After months without a break, Linda Boutillier, an emergency room nurse in Dartmouth, N.S., took a much-needed vacation earlier this summer.
But she received a call nearly every day to come back to help out. Soon after returning, she worked an 19-hour shift.
Boutillier had been on the schedule for 13 hours, but given the lack of staff, stayed on for another six.
“I feel guilty when I can’t do it — because I know my team and I know the burden the patients are suffering,” she said.
“I love my co-workers and I also care about my community. So when I can’t be here, it makes me feel like I’m letting the system down and I’m letting my colleagues down.”
Nova Scotia, in particular, saw one of the biggest increases in the proportion of nurses who did overtime during the pandemic, according to data from Statistics Canada compiled by CBC News.
As emergency rooms in some parts of Canada reduce their hours due to staffing shortages, and analysts warn the system is buckling under the strain, representatives for nurses say the signs of trouble were evident prior to the pandemic.
Linda Silas, president of the Canadian Federation of Nurses Unions (CFNU), said the reliance on overtime to fill staff shortages has had a detrimental effect on the profession.
She said the lack of work-life balance drives many from full-time positions.
“It’s a vicious circle, but we have to stop it,” she said. “We’ve been talking about the working condition, the poor working conditions of nurses for 10, 15 years.”
Along with Nova Scotia, the amount of overtime required has been especially high in New Brunswick, Saskatchewan and British Columbia, the data shows, when compared to the national average.
September 2021 appears to have been an especially challenging month for Nova Scotia’s health system, with 47 per cent of its nurses working extra hours that month, marking the highest reliance on OT of any province in any month throughout the pandemic.
Further data indicates those nurses who do work overtime are clocking more hours. In July, the average nurse doing overtime worked nine extra hours, the highest that figure has been since the first months of the pandemic.
A shortage of staff has resulted in closures of emergency rooms in parts of the country, including Ontario and Quebec.
Silas said a lack of nurses was apparent prior to the pandemic and now the need is even more acute.
Already, in 2019, a third of registered nurses — who make up the majority of the nursing workforce — were over 50, with many close to retirement, according to the CFNU.
‘Fix the workplace’
A recent survey of the federation’s members found 94 per cent of respondents were experiencing burnout. Younger nurses said they were more likely to leave the profession.
Silas said many are tempted to leave full-time posts to work for agencies where they have a better schedule and pay.
“What we need to do is to fix the workplace,” she said. “We have to make sure there’s flexibility that they can get a day off and that we have a safe nurse-patient ratio.”
While OT work among all health-care workers sharply increased after March 2020, the rate has since plateaued among non-nursing health-care workers. The proportion of nurses clocking extra hours, however, continues to climb.
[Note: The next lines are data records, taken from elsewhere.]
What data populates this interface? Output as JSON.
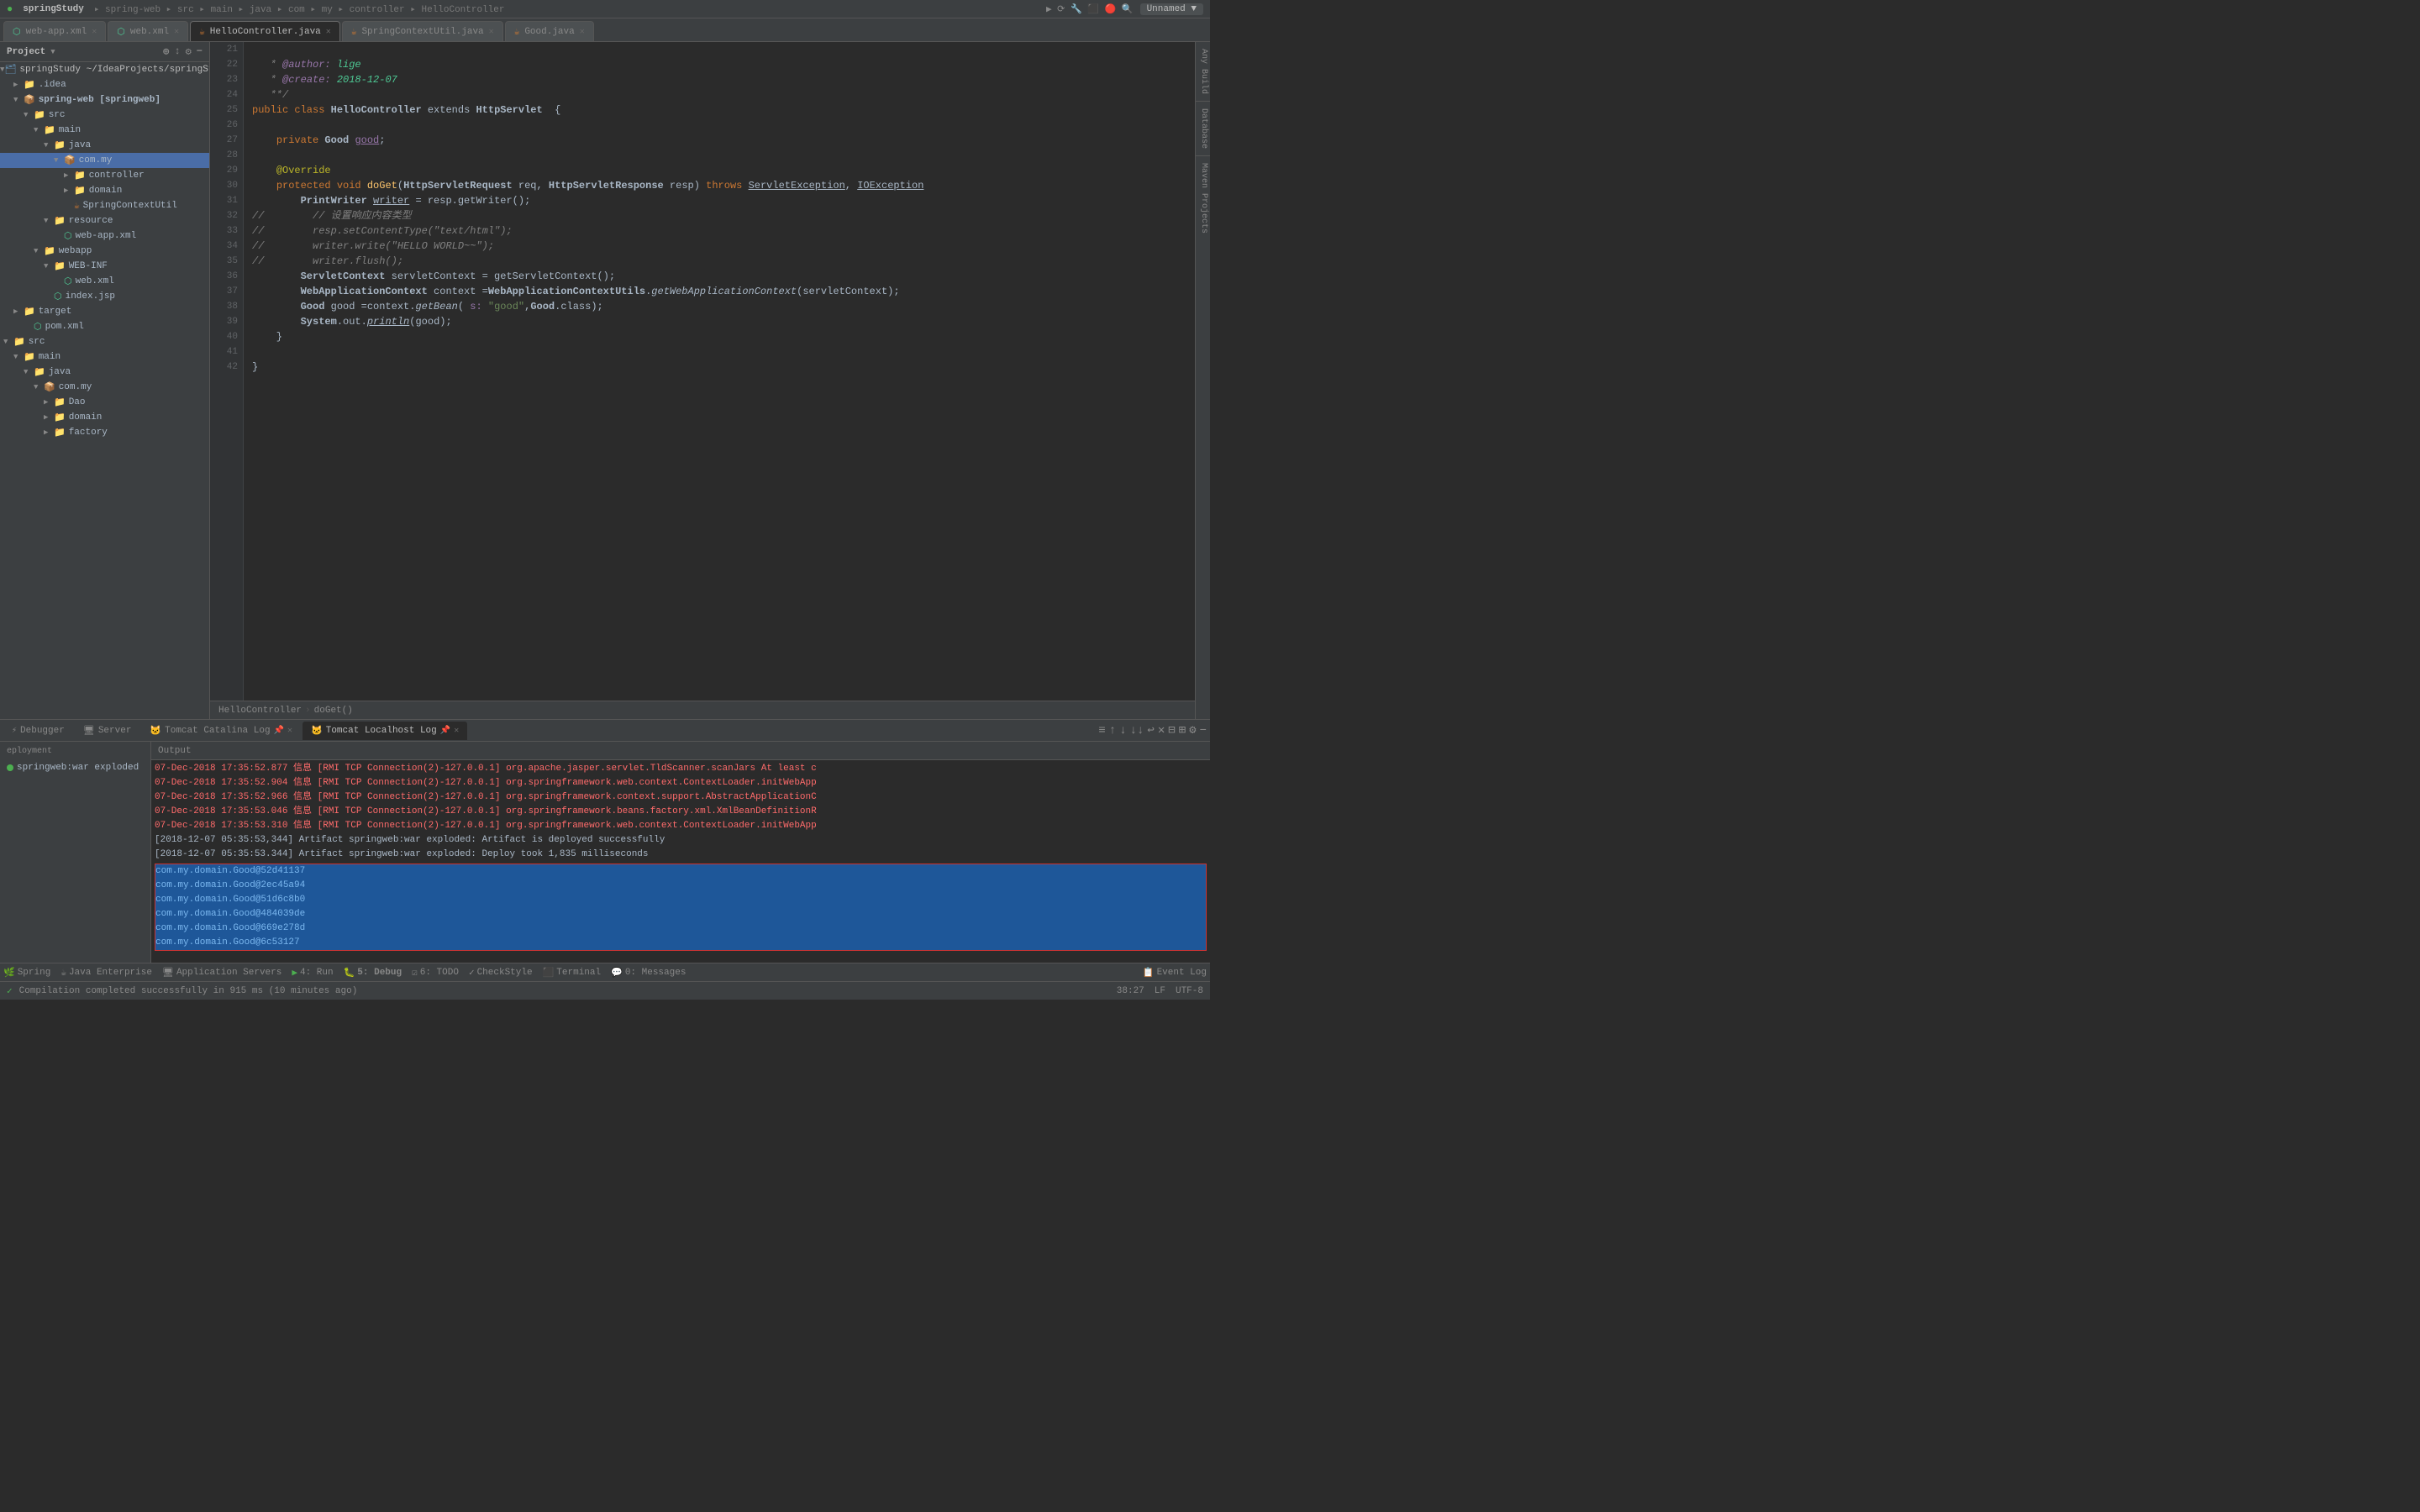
{
  "app": {
    "title": "springStudy",
    "project_label": "Project"
  },
  "titlebar": {
    "breadcrumbs": [
      "springStudy",
      "spring-web",
      "src",
      "main",
      "java",
      "com",
      "my",
      "controller",
      "HelloController"
    ]
  },
  "tabs": [
    {
      "label": "web-app.xml",
      "active": false,
      "closable": true
    },
    {
      "label": "web.xml",
      "active": false,
      "closable": true
    },
    {
      "label": "HelloController.java",
      "active": true,
      "closable": true
    },
    {
      "label": "SpringContextUtil.java",
      "active": false,
      "closable": true
    },
    {
      "label": "Good.java",
      "active": false,
      "closable": true
    }
  ],
  "sidebar": {
    "project_label": "Project",
    "tree": [
      {
        "level": 0,
        "type": "project",
        "label": "springStudy ~/IdeaProjects/springStudy",
        "icon": "project",
        "expanded": true
      },
      {
        "level": 1,
        "type": "folder",
        "label": ".idea",
        "icon": "folder",
        "expanded": false
      },
      {
        "level": 1,
        "type": "module",
        "label": "spring-web [springweb]",
        "icon": "module",
        "expanded": true
      },
      {
        "level": 2,
        "type": "folder",
        "label": "src",
        "icon": "folder",
        "expanded": true
      },
      {
        "level": 3,
        "type": "folder",
        "label": "main",
        "icon": "folder",
        "expanded": true
      },
      {
        "level": 4,
        "type": "folder",
        "label": "java",
        "icon": "folder",
        "expanded": true
      },
      {
        "level": 5,
        "type": "package",
        "label": "com.my",
        "icon": "package",
        "expanded": true,
        "selected": true
      },
      {
        "level": 6,
        "type": "folder",
        "label": "controller",
        "icon": "folder",
        "expanded": false
      },
      {
        "level": 6,
        "type": "folder",
        "label": "domain",
        "icon": "folder",
        "expanded": false
      },
      {
        "level": 6,
        "type": "java",
        "label": "SpringContextUtil",
        "icon": "java",
        "expanded": false
      },
      {
        "level": 4,
        "type": "folder",
        "label": "resource",
        "icon": "folder",
        "expanded": true
      },
      {
        "level": 5,
        "type": "xml",
        "label": "web-app.xml",
        "icon": "xml"
      },
      {
        "level": 3,
        "type": "folder",
        "label": "webapp",
        "icon": "folder",
        "expanded": true
      },
      {
        "level": 4,
        "type": "folder",
        "label": "WEB-INF",
        "icon": "folder",
        "expanded": true
      },
      {
        "level": 5,
        "type": "xml",
        "label": "web.xml",
        "icon": "xml"
      },
      {
        "level": 4,
        "type": "jsp",
        "label": "index.jsp",
        "icon": "jsp"
      },
      {
        "level": 1,
        "type": "folder",
        "label": "target",
        "icon": "folder",
        "expanded": false
      },
      {
        "level": 1,
        "type": "xml",
        "label": "pom.xml",
        "icon": "xml"
      },
      {
        "level": 0,
        "type": "folder",
        "label": "src",
        "icon": "folder",
        "expanded": true
      },
      {
        "level": 1,
        "type": "folder",
        "label": "main",
        "icon": "folder",
        "expanded": true
      },
      {
        "level": 2,
        "type": "folder",
        "label": "java",
        "icon": "folder",
        "expanded": true
      },
      {
        "level": 3,
        "type": "package",
        "label": "com.my",
        "icon": "package",
        "expanded": true
      },
      {
        "level": 4,
        "type": "folder",
        "label": "Dao",
        "icon": "folder",
        "expanded": false
      },
      {
        "level": 4,
        "type": "folder",
        "label": "domain",
        "icon": "folder",
        "expanded": false
      },
      {
        "level": 4,
        "type": "folder",
        "label": "factory",
        "icon": "folder",
        "expanded": false
      }
    ]
  },
  "code": {
    "lines": [
      {
        "num": 21,
        "content": "   * @author: lige"
      },
      {
        "num": 22,
        "content": "   * @create: 2018-12-07"
      },
      {
        "num": 23,
        "content": "   **/"
      },
      {
        "num": 24,
        "content": "public class HelloController extends HttpServlet  {"
      },
      {
        "num": 25,
        "content": ""
      },
      {
        "num": 26,
        "content": "    private Good good;"
      },
      {
        "num": 27,
        "content": ""
      },
      {
        "num": 28,
        "content": "    @Override"
      },
      {
        "num": 29,
        "content": "    protected void doGet(HttpServletRequest req, HttpServletResponse resp) throws ServletException, IOException"
      },
      {
        "num": 30,
        "content": "        PrintWriter writer = resp.getWriter();"
      },
      {
        "num": 31,
        "content": "//        // 设置响应内容类型"
      },
      {
        "num": 32,
        "content": "//        resp.setContentType(\"text/html\");"
      },
      {
        "num": 33,
        "content": "//        writer.write(\"HELLO WORLD~~\");"
      },
      {
        "num": 34,
        "content": "//        writer.flush();"
      },
      {
        "num": 35,
        "content": "        ServletContext servletContext = getServletContext();"
      },
      {
        "num": 36,
        "content": "        WebApplicationContext context =WebApplicationContextUtils.getWebApplicationContext(servletContext);"
      },
      {
        "num": 37,
        "content": "        Good good =context.getBean( s: \"good\",Good.class);"
      },
      {
        "num": 38,
        "content": "        System.out.println(good);"
      },
      {
        "num": 39,
        "content": "    }"
      },
      {
        "num": 40,
        "content": ""
      },
      {
        "num": 41,
        "content": "}"
      },
      {
        "num": 42,
        "content": ""
      }
    ]
  },
  "breadcrumb": {
    "items": [
      "HelloController",
      "doGet()"
    ]
  },
  "bottom_tabs": [
    {
      "label": "Debugger",
      "active": false
    },
    {
      "label": "Server",
      "active": false
    },
    {
      "label": "Tomcat Catalina Log",
      "active": false
    },
    {
      "label": "Tomcat Localhost Log",
      "active": true
    }
  ],
  "deploy": {
    "header": "eployment",
    "item": "springweb:war exploded",
    "output_label": "Output"
  },
  "log_lines": [
    {
      "text": "07-Dec-2018 17:35:52.877 信息 [RMI TCP Connection(2)-127.0.0.1] org.apache.jasper.servlet.TldScanner.scanJars At least c",
      "type": "red"
    },
    {
      "text": "07-Dec-2018 17:35:52.904 信息 [RMI TCP Connection(2)-127.0.0.1] org.springframework.web.context.ContextLoader.initWebApp",
      "type": "red"
    },
    {
      "text": "07-Dec-2018 17:35:52.966 信息 [RMI TCP Connection(2)-127.0.0.1] org.springframework.context.support.AbstractApplicationC",
      "type": "red"
    },
    {
      "text": "07-Dec-2018 17:35:53.046 信息 [RMI TCP Connection(2)-127.0.0.1] org.springframework.beans.factory.xml.XmlBeanDefinitionR",
      "type": "red"
    },
    {
      "text": "07-Dec-2018 17:35:53.310 信息 [RMI TCP Connection(2)-127.0.0.1] org.springframework.web.context.ContextLoader.initWebApp",
      "type": "red"
    },
    {
      "text": "[2018-12-07 05:35:53,344] Artifact springweb:war exploded: Artifact is deployed successfully",
      "type": "normal"
    },
    {
      "text": "[2018-12-07 05:35:53.344] Artifact springweb:war exploded: Deploy took 1,835 milliseconds",
      "type": "normal"
    }
  ],
  "selected_log": [
    "com.my.domain.Good@52d41137",
    "com.my.domain.Good@2ec45a94",
    "com.my.domain.Good@51d6c8b0",
    "com.my.domain.Good@484039de",
    "com.my.domain.Good@669e278d",
    "com.my.domain.Good@6c53127"
  ],
  "status_bar": {
    "left_text": "Compilation completed successfully in 915 ms (10 minutes ago)",
    "spring": "Spring",
    "java_enterprise": "Java Enterprise",
    "app_servers": "Application Servers",
    "run_label": "4: Run",
    "debug_label": "5: Debug",
    "todo_label": "6: TODO",
    "checkstyle": "CheckStyle",
    "terminal": "Terminal",
    "messages": "0: Messages",
    "event_log": "Event Log",
    "time": "38:27",
    "encoding": "UTF-8"
  },
  "right_panel_labels": [
    "Any Build",
    "Database",
    "Maven Projects"
  ]
}
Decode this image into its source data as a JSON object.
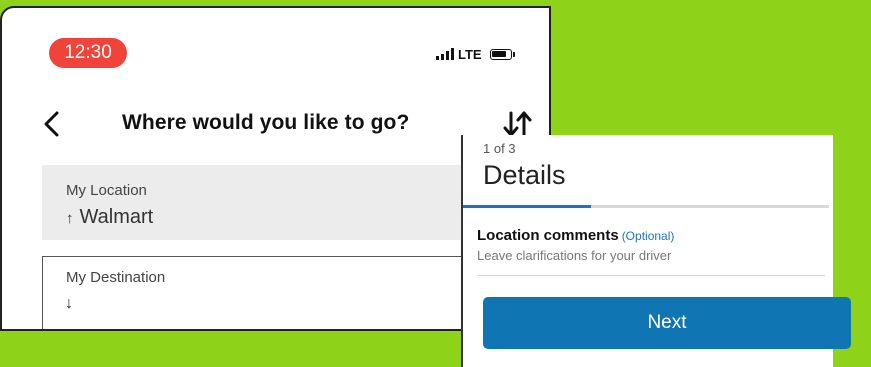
{
  "status_bar": {
    "time": "12:30",
    "network": "LTE"
  },
  "header": {
    "title": "Where would you like to go?"
  },
  "origin": {
    "label": "My Location",
    "arrow": "↑",
    "value": "Walmart"
  },
  "destination": {
    "label": "My Destination",
    "arrow": "↓"
  },
  "details": {
    "step": "1 of 3",
    "title": "Details",
    "progress": 0.35,
    "comments_label": "Location comments",
    "comments_optional": "(Optional)",
    "comments_help": "Leave clarifications for your driver",
    "next_label": "Next"
  },
  "colors": {
    "background": "#8fd21a",
    "time_pill": "#f0443a",
    "primary": "#0f75b3",
    "link": "#1a75c4"
  },
  "icons": [
    "back-arrow-icon",
    "swap-direction-icon",
    "signal-icon",
    "battery-icon"
  ]
}
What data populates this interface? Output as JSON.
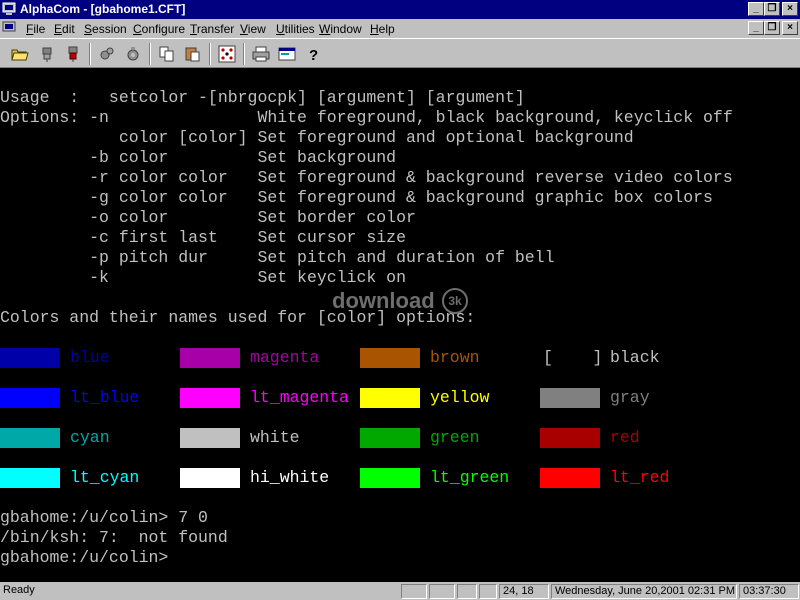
{
  "window": {
    "title": "AlphaCom - [gbahome1.CFT]"
  },
  "menu": {
    "items": [
      "File",
      "Edit",
      "Session",
      "Configure",
      "Transfer",
      "View",
      "Utilities",
      "Window",
      "Help"
    ]
  },
  "terminal": {
    "usage_lines": [
      "Usage  :   setcolor -[nbrgocpk] [argument] [argument]",
      "Options: -n               White foreground, black background, keyclick off",
      "            color [color] Set foreground and optional background",
      "         -b color         Set background",
      "         -r color color   Set foreground & background reverse video colors",
      "         -g color color   Set foreground & background graphic box colors",
      "         -o color         Set border color",
      "         -c first last    Set cursor size",
      "         -p pitch dur     Set pitch and duration of bell",
      "         -k               Set keyclick on"
    ],
    "colors_heading": "Colors and their names used for [color] options:",
    "colors": [
      {
        "name": "blue",
        "swatch": "#0000a8",
        "text": "#0000a8"
      },
      {
        "name": "magenta",
        "swatch": "#a800a8",
        "text": "#a800a8"
      },
      {
        "name": "brown",
        "swatch": "#a85400",
        "text": "#a85400"
      },
      {
        "name": "black",
        "swatch": "#000000",
        "text": "#c0c0c0",
        "bracket": "[    ]"
      },
      {
        "name": "lt_blue",
        "swatch": "#0000ff",
        "text": "#0000ff"
      },
      {
        "name": "lt_magenta",
        "swatch": "#ff00ff",
        "text": "#ff00ff"
      },
      {
        "name": "yellow",
        "swatch": "#ffff00",
        "text": "#ffff00"
      },
      {
        "name": "gray",
        "swatch": "#808080",
        "text": "#808080"
      },
      {
        "name": "cyan",
        "swatch": "#00a8a8",
        "text": "#00a8a8"
      },
      {
        "name": "white",
        "swatch": "#c0c0c0",
        "text": "#c0c0c0"
      },
      {
        "name": "green",
        "swatch": "#00a800",
        "text": "#00a800"
      },
      {
        "name": "red",
        "swatch": "#a80000",
        "text": "#a80000"
      },
      {
        "name": "lt_cyan",
        "swatch": "#00ffff",
        "text": "#00ffff"
      },
      {
        "name": "hi_white",
        "swatch": "#ffffff",
        "text": "#ffffff"
      },
      {
        "name": "lt_green",
        "swatch": "#00ff00",
        "text": "#00ff00"
      },
      {
        "name": "lt_red",
        "swatch": "#ff0000",
        "text": "#ff0000"
      }
    ],
    "prompt_lines": [
      "gbahome:/u/colin> 7 0",
      "/bin/ksh: 7:  not found",
      "gbahome:/u/colin>"
    ]
  },
  "watermark": {
    "text": "download",
    "badge": "3k"
  },
  "status": {
    "ready": "Ready",
    "position": "24, 18",
    "datetime": "Wednesday, June 20,2001  02:31 PM",
    "elapsed": "03:37:30"
  },
  "colors": {
    "titlebar": "#000080",
    "chrome": "#c0c0c0",
    "terminal_bg": "#000000"
  }
}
“It’s important to recognize that we have a problem and we need to fix it right away,” said Sylvain Brousseau, head of the Canadian Nurses Association.
Brousseau is also a professor at the Université du Québec en Outaouais and researches the working conditions of nurses.
He said the increased overtime is a symptom of a problem in the system — OT is now built into the managing structure at many hospitals.
“When you don’t fix the problem, people are leaving the health-care system,” he said.
Boutillier, for her part, wants to see the nurses still on the job rewarded, with better pay and time off when they request it.
“It’s the work-life balance that we don’t have. And that’s not being respected,” she said. “I feel like lately we’re just a cog in a wheel, filling a flooded system.”